Sulla vita e sulla morte di David Bowie è stato detto e scritto tutto in questi dodici mesi, il suo mirabile epitaffio artistico, “Blackstar”, campeggia nelle prime posizioni di tutte le chart del 2016, la sua uscita di scena è stata l’ultimo (?) perfetto colpo di genio concepito da un musicista fra i più importanti e influenti di sempre.
In quel disco è contenuta la straziante “Lazarus”, divenuta anche il titolo di un musical, attualmente in programmazione al King’s Cross Theatre di Londra, scritto a quattro mani proprio da Bowie assieme allo sceneggiatore irlandese Enda Walsh, sequel de “L’uomo che cadde sulla terra”, adattamento cinematografico del romanzo fantascientifico di Walter Trevis, con lo stesso ex-Ziggy Stardust protagonista sul grande schermo nel 1976.

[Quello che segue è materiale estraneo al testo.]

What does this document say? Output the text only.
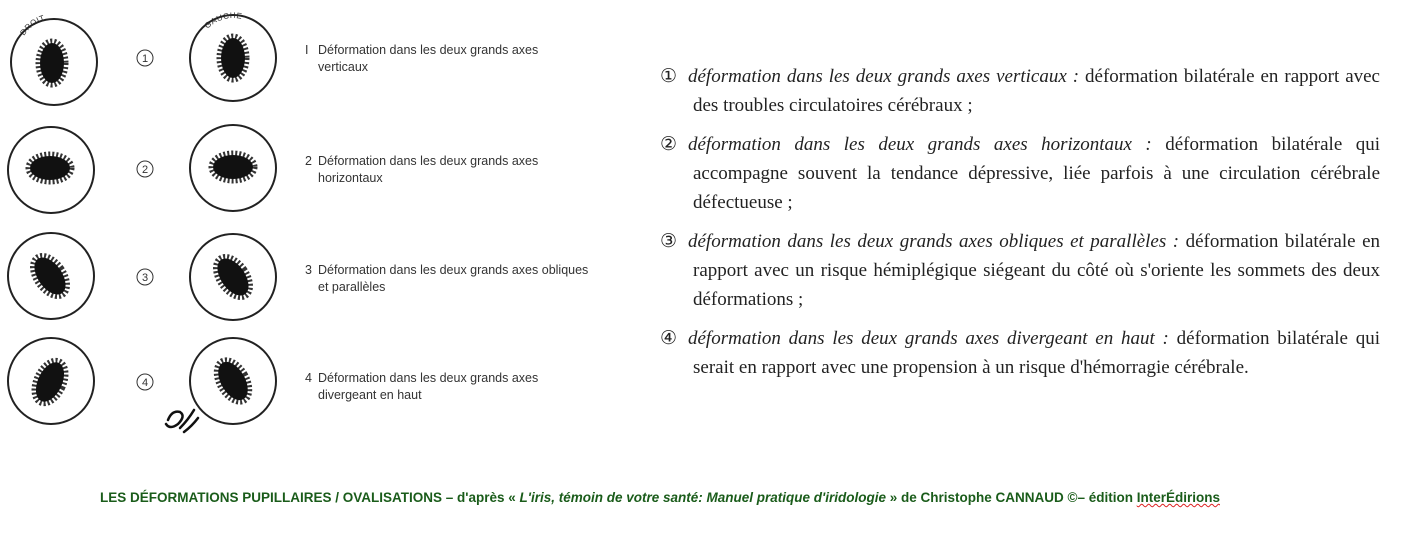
DROIT
GAUCHE
1
2
3
4
I Déformation dans les deux grands axes
verticaux
2 Déformation dans les deux grands axes
horizontaux
3 Déformation dans les deux grands axes obliques
et parallèles
4 Déformation dans les deux grands axes
divergeant en haut
① déformation dans les deux grands axes verticaux : déformation bilatérale en rapport avec des troubles circulatoires cérébraux ;
② déformation dans les deux grands axes horizontaux : déformation bilatérale qui accompagne souvent la tendance dépressive, liée parfois à une circulation cérébrale défectueuse ;
③ déformation dans les deux grands axes obliques et parallèles : déformation bilatérale en rapport avec un risque hémiplégique siégeant du côté où s'oriente les sommets des deux déformations ;
④ déformation dans les deux grands axes divergeant en haut : déformation bilatérale qui serait en rapport avec une propension à un risque d'hémorragie cérébrale.
LES DÉFORMATIONS PUPILLAIRES / OVALISATIONS – d'après « L'iris, témoin de votre santé: Manuel pratique d'iridologie » de Christophe CANNAUD ©– édition InterÉdirions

Lo spettacolo teatrale contiene molte delle canzoni più amate del Duca Bianco, affidate alle voci degli attori, e da loro incise in una session che ebbe inizio (pazzesco, sì) la mattina dell’11 gennaio 2016, nello sconforto generale, raccolte poi nella soundtrack intitolata “Lazarus Cast Album”, pubblicata lo scorso ottobre. In quel disco hanno trovato posto gli ultimi tre inediti registrati da Bowie, concepiti appositamente per il musical, con Tony Visconti in cabina di regia e la stessa formazione di “Blackstar”.
“Lazarus” è stato rappresentato per la prima volta a New York dal 18 novembre 2015 al 20 gennaio 2016, con Bowie in persona spesso presente durante le prove, nonostante le difficili condizioni di salute, e alla prima ufficiale (il 7 dicembre), in quella che fu la trionfale ultima uscita in pubblico. A fine spettacolo salì sul palco assieme al cast e al regista dello spettacolo, per raccogliere la sua ultima (consapevole?) standing ovation.
I tre brani vengono ora pubblicati in un Ep a sé stante, che vede la luce in corrispondenza di quello che sarebbe stato il suo settantesimo compleanno, l’8 gennaio 2017, giusto due giorni prima della ricorrenza del primo anno dalla sua scomparsa.
In testa viene posizionata la già nota “Lazarus”, le altre tre tracce restano in linea con la più recente produzione del leggendario musicista inglese: la dolente “No Plan” intrisa di malinconia, la disperazione virata rock di “Killing A Little Time” a dimostrare quanto furore ci fosse ancora nella scrittura del White Duke, persino negli ultimi giorni, il midtempo “When I Met You” a riprendere il filo tracciato da “The Next Day” e dagli altri dischi del nuovo millennio.
Rimasero non a caso fuori dalla tracklist di “Blackstar”, ma oggi ne formano un degno comple(ta)mento, acquisendo un significato nuovo, forte e decisivo, senza rappresentare né il fondo del barile né la più classica delle operazioni nostalgia, bensì perfette per sedare la sete di nuovo materiale da parte dei milioni di fan sparsi per il globo (anche se note ai più fedeli per essere state incluse nella soundtrack del musical).
Le ritroveremo presto con tutta probabilità nella prima deluxe edition di “Blackstar” che la casa discografica deciderà di pubblicare, a certificare l’epilogo di una parabola artistica e musicale senza precedenti, e forse senza plausibili successori.